Dear Rabbi Fried,
What is the reason for there being so many mitzvos? I recently learned that according to the Torah, the gentiles only have seven mitzvos, the Jews 613; why such a huge discrepancy? Wouldn’t 10 commandments be enough? Is God out to make life difficult for his “chosen people?”
Excellent question! There are many reasons why God chose to give us the number of mitzvos He did; we’ll try to look at a few of them.
Our sages state: “The Holy One blessed be He desired to bring merit (“lezakos”) to Israel (the Jews) therefore he increased for them Torah and mitzvos;” (Mishna, Makos Ch. 3).
This Mishna seems counterintuitive, based on your question: If more mitzvos are difficult, how is it, then, a merit for the Jews to increase the number of mitzvos? It would seem to be a demerit.
Maimonides (13th century), explains this statement: “It is a core Jewish concept that if a person observed one mitzvah out of the 613 properly and respectably without tainting it with any personal motivation, rather purely for its own sake out of love; that person will have merited, from this one observance, to the world to come.
This is the meaning of the Mishna: The mitzvos, by them being many, make it extremely likely that during a Jew’s entire lifetime at least one of them will be fulfilled with perfection of thought and deed. With that perfect mitzvah the person’s soul will attain eternal life…” (Ramba’m, Commentary to Mishna, end of Makos).
We see from this that the increased number of mitzvos is not at all a penalty, rather an expression of God’s immense love for His people to grant them as many opportunities as possible to merit His ultimate, eternal goodness.
Another, deeper explanation is given to the number of mitzvos, 613. The word “lezakos” in the Mishna, besides meaning “merit,” also means “to purify.” Every mitzvah one performs brings the body and soul to a greater level of spiritual purity and perfection; a tikkun for that person. The person’s personal tikkun also brings about a tikkun to the world. There are numerous areas each person, and the world, needs a tikkun.
Each mitzvah affects the person and the world in a different way. The Midrash compares this to a royal orchard planted by the King’s botanists; each of the varied trees gives off a different fragrance, diverse fruits and colors with no two alike, providing abundant and manifold pleasures.
God’s providing His children with this opportunity is a demonstration of His great affection and desire to provide us with a wide range of diverse and distinct spiritual pleasures and opportunities for growth.
Lastly, the Kabbalists explain that the 613 mitzvos, made up of 248 “positive” and 365 “negative” (do’s and don’ts). These correspond to the same count of body parts contained in a person’s body. Each mitzvah matches up precisely to its body-counterpart, providing it light and life.
These sages elucidate an even deeper understanding: Our bodies were actually created by God to fit the mitzvos! This is based partly on the statement of the “Book of the Zohar” (“Book of Illumination”, the key text of the Kabbalah), “God peered into the Torah and created the world.”

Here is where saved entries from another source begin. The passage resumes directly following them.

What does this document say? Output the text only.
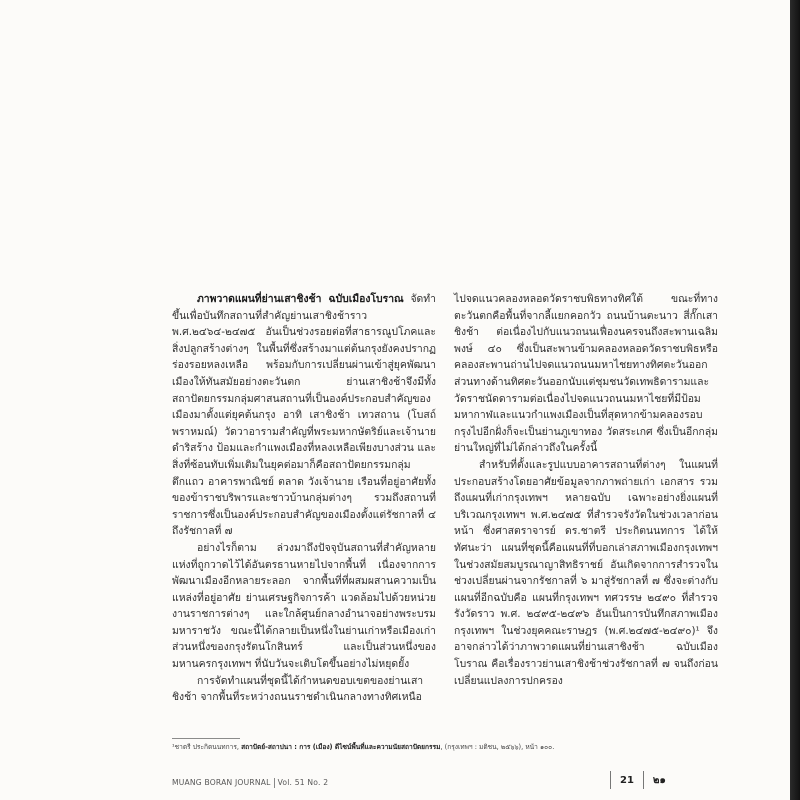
ภาพวาดแผนที่ย่านเสาชิงช้า ฉบับเมืองโบราณ จัดทำขึ้นเพื่อบันทึกสถานที่สำคัญย่านเสาชิงช้าราว พ.ศ.๒๔๖๔-๒๔๗๕ อันเป็นช่วงรอยต่อที่สาธารณูปโภคและสิ่งปลูกสร้างต่างๆ ในพื้นที่ซึ่งสร้างมาแต่ต้นกรุงยังคงปรากฏร่องรอยหลงเหลือ พร้อมกับการเปลี่ยนผ่านเข้าสู่ยุคพัฒนาเมืองให้ทันสมัยอย่างตะวันตก ย่านเสาชิงช้าจึงมีทั้งสถาปัตยกรรมกลุ่มศาสนสถานที่เป็นองค์ประกอบสำคัญของเมืองมาตั้งแต่ยุคต้นกรุง อาทิ เสาชิงช้า เทวสถาน (โบสถ์พราหมณ์) วัดวาอารามสำคัญที่พระมหากษัตริย์และเจ้านายดำริสร้าง ป้อมและกำแพงเมืองที่หลงเหลือเพียงบางส่วน และสิ่งที่ซ้อนทับเพิ่มเติมในยุคต่อมาก็คือสถาปัตยกรรมกลุ่มตึกแถว อาคารพาณิชย์ ตลาด วังเจ้านาย เรือนที่อยู่อาศัยทั้งของข้าราชบริพารและชาวบ้านกลุ่มต่างๆ รวมถึงสถานที่ราชการซึ่งเป็นองค์ประกอบสำคัญของเมืองตั้งแต่รัชกาลที่ ๔ ถึงรัชกาลที่ ๗

อย่างไรก็ตาม ล่วงมาถึงปัจจุบันสถานที่สำคัญหลายแห่งที่ถูกวาดไว้ได้อันตรธานหายไปจากพื้นที่ เนื่องจากการพัฒนาเมืองอีกหลายระลอก จากพื้นที่ที่ผสมผสานความเป็นแหล่งที่อยู่อาศัย ย่านเศรษฐกิจการค้า แวดล้อมไปด้วยหน่วยงานราชการต่างๆ และใกล้ศูนย์กลางอำนาจอย่างพระบรมมหาราชวัง ขณะนี้ได้กลายเป็นหนึ่งในย่านเก่าหรือเมืองเก่าส่วนหนึ่งของกรุงรัตนโกสินทร์ และเป็นส่วนหนึ่งของมหานครกรุงเทพฯ ที่นับวันจะเติบโตขึ้นอย่างไม่หยุดยั้ง

การจัดทำแผนที่ชุดนี้ได้กำหนดขอบเขตของย่านเสาชิงช้า จากพื้นที่ระหว่างถนนราชดำเนินกลางทางทิศเหนือ

ไปจดแนวคลองหลอดวัดราชบพิธทางทิศใต้ ขณะที่ทางตะวันตกคือพื้นที่จากลี้แยกคอกวัว ถนนบ้านตะนาว สี่กั๊กเสาชิงช้า ต่อเนื่องไปกับแนวถนนเฟื่องนครจนถึงสะพานเฉลิมพงษ์ ๔๐ ซึ่งเป็นสะพานข้ามคลองหลอดวัดราชบพิธหรือคลองสะพานถ่านไปจดแนวถนนมหาไชยทางทิศตะวันออก ส่วนทางด้านทิศตะวันออกนับแต่ชุมชนวัดเทพธิดารามและวัดราชนัดดารามต่อเนื่องไปจดแนวถนนมหาไชยที่มีป้อมมหากาฬและแนวกำแพงเมืองเป็นที่สุดหากข้ามคลองรอบกรุงไปอีกฝั่งก็จะเป็นย่านภูเขาทอง วัดสระเกศ ซึ่งเป็นอีกกลุ่มย่านใหญ่ที่ไม่ได้กล่าวถึงในครั้งนี้

สำหรับที่ตั้งและรูปแบบอาคารสถานที่ต่างๆ ในแผนที่ประกอบสร้างโดยอาศัยข้อมูลจากภาพถ่ายเก่า เอกสาร รวมถึงแผนที่เก่ากรุงเทพฯ หลายฉบับ เฉพาะอย่างยิ่งแผนที่บริเวณกรุงเทพฯ พ.ศ.๒๔๗๕ ที่สำรวจรังวัดในช่วงเวลาก่อนหน้า ซึ่งศาสตราจารย์ ดร.ชาตรี ประกิตนนทการ ได้ให้ทัศนะว่า แผนที่ชุดนี้คือแผนที่ที่บอกเล่าสภาพเมืองกรุงเทพฯ ในช่วงสมัยสมบูรณาญาสิทธิราชย์ อันเกิดจากการสำรวจในช่วงเปลี่ยนผ่านจากรัชกาลที่ ๖ มาสู่รัชกาลที่ ๗ ซึ่งจะต่างกับแผนที่อีกฉบับคือ แผนที่กรุงเทพฯ ทศวรรษ ๒๔๙๐ ที่สำรวจรังวัดราว พ.ศ. ๒๔๙๕-๒๔๙๖ อันเป็นการบันทึกสภาพเมืองกรุงเทพฯ ในช่วงยุคคณะราษฎร (พ.ศ.๒๔๗๕-๒๔๙๐)¹ จึงอาจกล่าวได้ว่าภาพวาดแผนที่ย่านเสาชิงช้า ฉบับเมืองโบราณ คือเรื่องราวย่านเสาชิงช้าช่วงรัชกาลที่ ๗ จนถึงก่อนเปลี่ยนแปลงการปกครอง

¹ชาตรี ประกิตนนทการ, สถาปัตย์-สถาปนา : การ (เมือง) ดีไซน์พื้นที่และความนัยสถาปัตยกรรม, (กรุงเทพฯ : มติชน, ๒๕๖๖), หน้า ๑๐๐.
MUANG BORAN JOURNAL Vol. 51 No. 2	21 ๒๑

This means the Torah was not introduced into the world once it was created; rather it is the blueprint of creation itself. A part of the soul also corresponds to the same body parts. In this way the body and soul very precisely achieve their perfection, their tikkun, through the mitzvos. For this reason the number of 613 is very precise and couldn’t be any other way.
How fortunate we are to be the recipients of so many special, unique mitzvos!
We should only be open to the possibilities of growth and joy they can provide!